# Never received my 1099



## garcia1968 (Mar 5, 2019)

I never received my 1099. I logged into my dashboard and downloaded my yearly summary. I did make over $600 but I never received my 1099Miss. I tried to contact UBER several times. At first they were telling me, they mailed it (never received). Then they told me to just use the information from the yearly summary. I am new at this and didn't drive full time. Is Turbo Tax going to walk me through what numbers to use where? Shouldn't UBER be legally obligated to send me a 1099?


----------



## MadePenniesToday (Feb 24, 2017)

Uber will not send you a 1099 if you made under $20k. You should have kept track of your driving miles and expenses. Good thing you didn't make much. Turbo tax did make it easier for me. Sounds like you might want to talk to a tax specialist.


----------



## AuxCordBoston (Dec 3, 2016)

MadePenniesToday said:


> Uber will not send you a 1099 if you made under $20k. You should have kept track of your driving miles and expenses. Good thing you didn't make much. Turbo tax did make it easier for me. Sounds like you might want to talk to a tax specialist.


My Uber 1099 shows approx $19,000. That's under 20k.


----------



## MadePenniesToday (Feb 24, 2017)

AuxCordBoston said:


> My Uber 1099 shows approx $19,000. That's under 20k.


 Straight from uber's mouth not mine.


----------



## garcia1968 (Mar 5, 2019)

MadePenniesToday said:


> Uber will not send you a 1099 if you made under $20k. You should have kept track of your driving miles and expenses. Good thing you didn't make much. Turbo tax did make it easier for me. Sounds like you might want to talk to a tax specialist.


From what I understand, you will get a 1099K if you made 20K plus. If you made at least 600, you should get a 1099 misc and that is what I am expecting.


----------



## UberTaxPro (Oct 3, 2014)

garcia1968 said:


> From what I understand, you will get a 1099K if you made 20K plus. If you made at least 600, you should get a 1099 misc and that is what I am expecting.


Correct on the 1099K for rider income. The 1099M is only for non-rider income


----------



## Mike-CMH (Sep 19, 2016)

Yeah, the tax thing has changed since last year. You just get some fancy looking breakdown on the partners website.
I was using TaxAct for the past few years doing my taxes. It's kind of frustrating to do it manually and I was never 100% confident I added all the figures in all the correct boxes (but the math was always right).
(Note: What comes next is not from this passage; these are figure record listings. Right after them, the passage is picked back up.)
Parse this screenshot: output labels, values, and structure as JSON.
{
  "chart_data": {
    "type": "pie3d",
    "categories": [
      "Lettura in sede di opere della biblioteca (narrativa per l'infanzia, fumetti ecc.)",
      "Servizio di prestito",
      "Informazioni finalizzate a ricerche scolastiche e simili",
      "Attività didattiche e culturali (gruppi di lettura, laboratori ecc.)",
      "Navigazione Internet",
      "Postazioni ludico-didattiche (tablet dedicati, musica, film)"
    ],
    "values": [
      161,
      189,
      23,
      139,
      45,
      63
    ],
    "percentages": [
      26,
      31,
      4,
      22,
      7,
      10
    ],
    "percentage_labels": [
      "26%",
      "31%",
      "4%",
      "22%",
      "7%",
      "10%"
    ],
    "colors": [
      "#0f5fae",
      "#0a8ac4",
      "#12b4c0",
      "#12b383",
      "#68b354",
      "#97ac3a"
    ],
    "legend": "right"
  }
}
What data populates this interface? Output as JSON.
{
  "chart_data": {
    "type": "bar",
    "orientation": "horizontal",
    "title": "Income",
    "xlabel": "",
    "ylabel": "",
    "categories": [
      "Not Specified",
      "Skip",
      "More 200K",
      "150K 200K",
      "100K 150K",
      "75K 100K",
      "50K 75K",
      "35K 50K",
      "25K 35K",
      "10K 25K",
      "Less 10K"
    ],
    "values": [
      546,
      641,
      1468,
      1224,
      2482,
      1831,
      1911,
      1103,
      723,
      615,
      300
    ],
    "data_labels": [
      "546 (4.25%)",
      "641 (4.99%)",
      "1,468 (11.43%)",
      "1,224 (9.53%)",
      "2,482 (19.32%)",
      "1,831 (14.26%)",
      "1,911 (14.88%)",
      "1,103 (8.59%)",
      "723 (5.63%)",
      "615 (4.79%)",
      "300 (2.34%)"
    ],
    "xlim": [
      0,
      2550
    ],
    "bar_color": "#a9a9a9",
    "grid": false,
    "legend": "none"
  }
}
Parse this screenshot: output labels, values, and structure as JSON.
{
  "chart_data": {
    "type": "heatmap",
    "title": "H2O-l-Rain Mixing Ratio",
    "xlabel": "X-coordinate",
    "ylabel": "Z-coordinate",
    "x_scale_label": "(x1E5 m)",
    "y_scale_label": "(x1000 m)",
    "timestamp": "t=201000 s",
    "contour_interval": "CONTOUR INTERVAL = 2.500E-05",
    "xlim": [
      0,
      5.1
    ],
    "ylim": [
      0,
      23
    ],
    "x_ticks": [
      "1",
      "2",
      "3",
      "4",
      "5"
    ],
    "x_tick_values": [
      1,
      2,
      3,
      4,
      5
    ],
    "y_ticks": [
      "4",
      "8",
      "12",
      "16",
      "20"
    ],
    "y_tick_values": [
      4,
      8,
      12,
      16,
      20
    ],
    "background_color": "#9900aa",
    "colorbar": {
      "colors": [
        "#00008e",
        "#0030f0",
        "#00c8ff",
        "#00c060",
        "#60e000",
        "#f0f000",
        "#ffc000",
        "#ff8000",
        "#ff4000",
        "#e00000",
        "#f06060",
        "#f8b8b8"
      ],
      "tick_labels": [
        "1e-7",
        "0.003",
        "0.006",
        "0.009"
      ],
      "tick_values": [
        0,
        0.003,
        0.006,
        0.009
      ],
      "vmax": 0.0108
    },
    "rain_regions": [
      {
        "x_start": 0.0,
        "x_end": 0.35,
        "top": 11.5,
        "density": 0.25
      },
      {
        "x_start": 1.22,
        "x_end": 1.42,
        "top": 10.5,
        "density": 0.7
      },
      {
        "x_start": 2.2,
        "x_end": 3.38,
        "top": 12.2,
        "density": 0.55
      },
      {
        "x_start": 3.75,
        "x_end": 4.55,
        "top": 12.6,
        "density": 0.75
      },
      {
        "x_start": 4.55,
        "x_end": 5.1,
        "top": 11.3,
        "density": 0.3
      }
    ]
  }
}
Decided to click on the TurboTax link (for free Self Employed) filing this year. Woohoo. I wish I used them long time ago. Turbo Tax is has special features for Rideshare and much easier. In fact, after asking me about if I worked for Uber/Lyft , it then provided a link to click to import all the information. I mean literally, it popped up a login for Uber and Lyft website and just poof, all my numbers were imported. This year was a breeze.


----------